“The number of outstanding interest-only loans has halved in the past six years, with a particularly steep decline in higher loan-to-value mortgages”
The latest data and analysis from UK Finance has revealed that interest only mortgages have gone into decline after years of ‘extravagant lending policies’ in the early 2000’s.
According to UK Finance, the number of interest-only mortgages has almost halved in the past six years, down 46% since 2012 to 1.7 million outstanding mortgages. The total value of the interest-only mortgage book is £250 billion, down 37% in the same period.
There were 1,293,000 pure interest-only mortgages outstanding at the end of 2017, a 14.9% fall over the last year, alongside 429,000 partial mortgages outstanding, a 2.1% rise.
The number of interest-only loans at over 75% LTV fell by 13.9% in 2017. Loans at these higher loan-to-value ratios now make up 13% of the total, compared to 16% in 2016 and 36% in 2012.
Separate analysis by UK Finance reveals that of the one million interest-only loans due to mature by 2020 that were live at the end of 2012, only around 200,000 now remain.
The trade body says lenders are seeing greater success in making contact with borrowers, and the vast majority of borrowers who do engage have repayment plans in place.
Jackie Bennett, director of mortgages at UK Finance, said: “The number of outstanding interest-only loans has halved in the past six years, with a particularly steep decline in higher loan-to-value mortgages.
Many borrowers continue to redeem ahead of schedule or switch to a repayment mortgage.
However, there remains plenty more work to do over the coming years to ensure that those remaining borrowers who have so far been reluctant to engage have viable repayment plans in place. We continue to encourage all borrowers with interest-only mortgages to contact their lender as soon as possible, as the sooner they do so the more options will be available.

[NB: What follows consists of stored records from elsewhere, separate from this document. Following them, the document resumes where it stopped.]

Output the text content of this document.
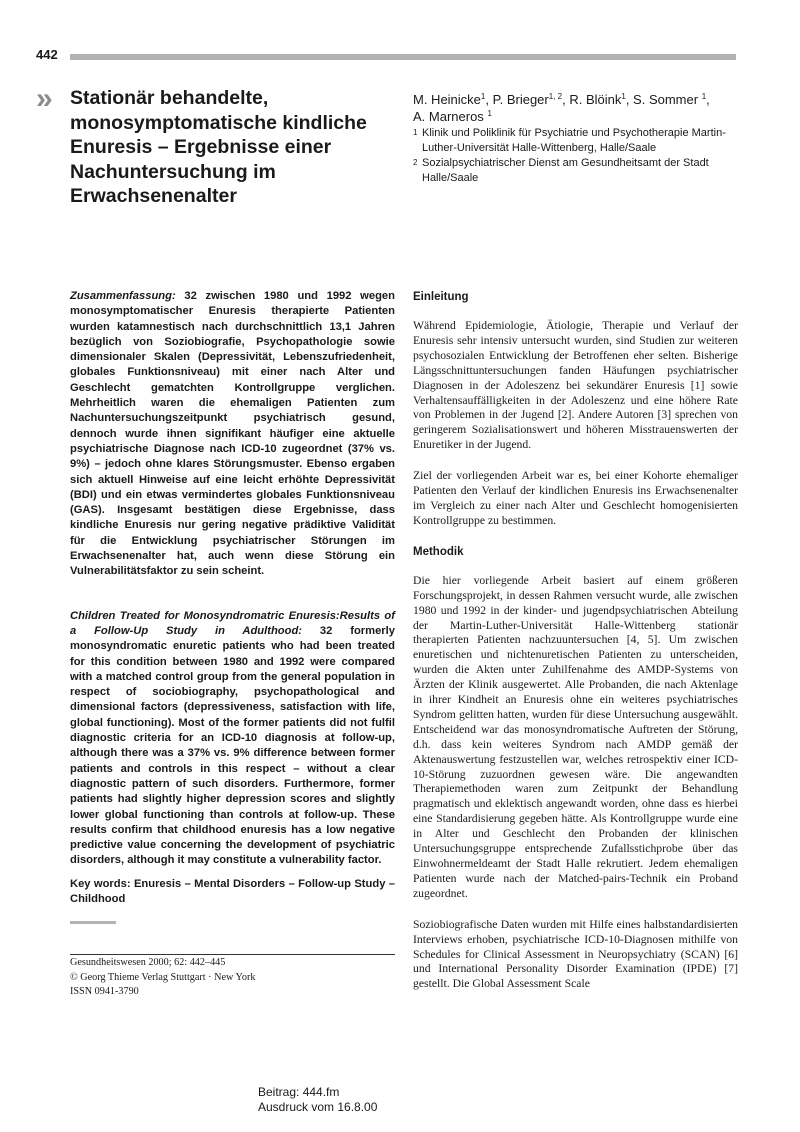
442
» Stationär behandelte, monosymptomatische kindliche Enuresis – Ergebnisse einer Nachuntersuchung im Erwachsenenalter
M. Heinicke$^1$, P. Brieger$^{1, 2}$, R. Blöink$^1$, S. Sommer $^1$,
A. Marneros $^1$
1 Klinik und Poliklinik für Psychiatrie und Psychotherapie Martin-Luther-Universität Halle-Wittenberg, Halle/Saale
2 Sozialpsychiatrischer Dienst am Gesundheitsamt der Stadt Halle/Saale

Zusammenfassung: 32 zwischen 1980 und 1992 wegen monosymptomatischer Enuresis therapierte Patienten wurden katamnestisch nach durchschnittlich 13,1 Jahren bezüglich von Soziobiografie, Psychopathologie sowie dimensionaler Skalen (Depressivität, Lebenszufriedenheit, globales Funktionsniveau) mit einer nach Alter und Geschlecht gematchten Kontrollgruppe verglichen. Mehrheitlich waren die ehemaligen Patienten zum Nachuntersuchungszeitpunkt psychiatrisch gesund, dennoch wurde ihnen signifikant häufiger eine aktuelle psychiatrische Diagnose nach ICD-10 zugeordnet (37% vs. 9%) – jedoch ohne klares Störungsmuster. Ebenso ergaben sich aktuell Hinweise auf eine leicht erhöhte Depressivität (BDI) und ein etwas vermindertes globales Funktionsniveau (GAS). Insgesamt bestätigen diese Ergebnisse, dass kindliche Enuresis nur gering negative prädiktive Validität für die Entwicklung psychiatrischer Störungen im Erwachsenenalter hat, auch wenn diese Störung ein Vulnerabilitätsfaktor zu sein scheint.

Children Treated for Monosyndromatric Enuresis:Results of a Follow-Up Study in Adulthood: 32 formerly monosyndromatic enuretic patients who had been treated for this condition between 1980 and 1992 were compared with a matched control group from the general population in respect of sociobiography, psychopathological and dimensional factors (depressiveness, satisfaction with life, global functioning). Most of the former patients did not fulfil diagnostic criteria for an ICD-10 diagnosis at follow-up, although there was a 37% vs. 9% difference between former patients and controls in this respect – without a clear diagnostic pattern of such disorders. Furthermore, former patients had slightly higher depression scores and slightly lower global functioning than controls at follow-up. These results confirm that childhood enuresis has a low negative predictive value concerning the development of psychiatric disorders, although it may constitute a vulnerability factor.

Key words: Enuresis – Mental Disorders – Follow-up Study – Childhood

Gesundheitswesen 2000; 62: 442–445
© Georg Thieme Verlag Stuttgart · New York
ISSN 0941-3790
Einleitung

Während Epidemiologie, Ätiologie, Therapie und Verlauf der Enuresis sehr intensiv untersucht wurden, sind Studien zur weiteren psychosozialen Entwicklung der Betroffenen eher selten. Bisherige Längsschnittuntersuchungen fanden Häufungen psychiatrischer Diagnosen in der Adoleszenz bei sekundärer Enuresis [1] sowie Verhaltensauffälligkeiten in der Adoleszenz und eine höhere Rate von Problemen in der Jugend [2]. Andere Autoren [3] sprechen von geringerem Sozialisationswert und höheren Misstrauenswerten der Enuretiker in der Jugend.

Ziel der vorliegenden Arbeit war es, bei einer Kohorte ehemaliger Patienten den Verlauf der kindlichen Enuresis ins Erwachsenenalter im Vergleich zu einer nach Alter und Geschlecht homogenisierten Kontrollgruppe zu bestimmen.

Methodik

Die hier vorliegende Arbeit basiert auf einem größeren Forschungsprojekt, in dessen Rahmen versucht wurde, alle zwischen 1980 und 1992 in der kinder- und jugendpsychiatrischen Abteilung der Martin-Luther-Universität Halle-Wittenberg stationär therapierten Patienten nachzuuntersuchen [4, 5]. Um zwischen enuretischen und nichtenuretischen Patienten zu unterscheiden, wurden die Akten unter Zuhilfenahme des AMDP-Systems von Ärzten der Klinik ausgewertet. Alle Probanden, die nach Aktenlage in ihrer Kindheit an Enuresis ohne ein weiteres psychiatrisches Syndrom gelitten hatten, wurden für diese Untersuchung ausgewählt. Entscheidend war das monosyndromatische Auftreten der Störung, d.h. dass kein weiteres Syndrom nach AMDP gemäß der Aktenauswertung festzustellen war, welches retrospektiv einer ICD-10-Störung zuzuordnen gewesen wäre. Die angewandten Therapiemethoden waren zum Zeitpunkt der Behandlung pragmatisch und eklektisch angewandt worden, ohne dass es hierbei eine Standardisierung gegeben hätte. Als Kontrollgruppe wurde eine in Alter und Geschlecht den Probanden der klinischen Untersuchungsgruppe entsprechende Zufallsstichprobe über das Einwohnermeldeamt der Stadt Halle rekrutiert. Jedem ehemaligen Patienten wurde nach der Matched-pairs-Technik ein Proband zugeordnet.

Soziobiografische Daten wurden mit Hilfe eines halbstandardisierten Interviews erhoben, psychiatrische ICD-10-Diagnosen mithilfe von Schedules for Clinical Assessment in Neuropsychiatry (SCAN) [6] und International Personality Disorder Examination (IPDE) [7] gestellt. Die Global Assessment Scale

Beitrag: 444.fm
Ausdruck vom 16.8.00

UK Finance will also be developing new best practice for lenders in this area, to reflect the changing regulatory landscape and help the industry engage successfully with more borrowers.”
Jonathan Harris, director of mortgage broker Anderson Harris, says: “It is no surprise that the number of interest-only mortgages has halved in the past six years.
Following the extravagant lending policies of the early 2000s, there was a backlash against interest only following the credit crunch. As lenders pulled out of the market, this sentiment was reinforced by the Mortgage Market Review in 2014. The FCA provided guidance on responsible lending, one major aspect of which was the need to have a viable repayment strategy in place for interest-only loans.
These factors have driven down volumes of interest-only lending. It still has a place in the market but is rightly restricted to those who are genuinely in a position to repay the capital from credible sources.
Borrowers who have an interest-only mortgage and are concerned as to how they are going to pay it back should speak to their lender, rather than burying their heads in the sand. There are solutions and the sooner you address the issue, the better.”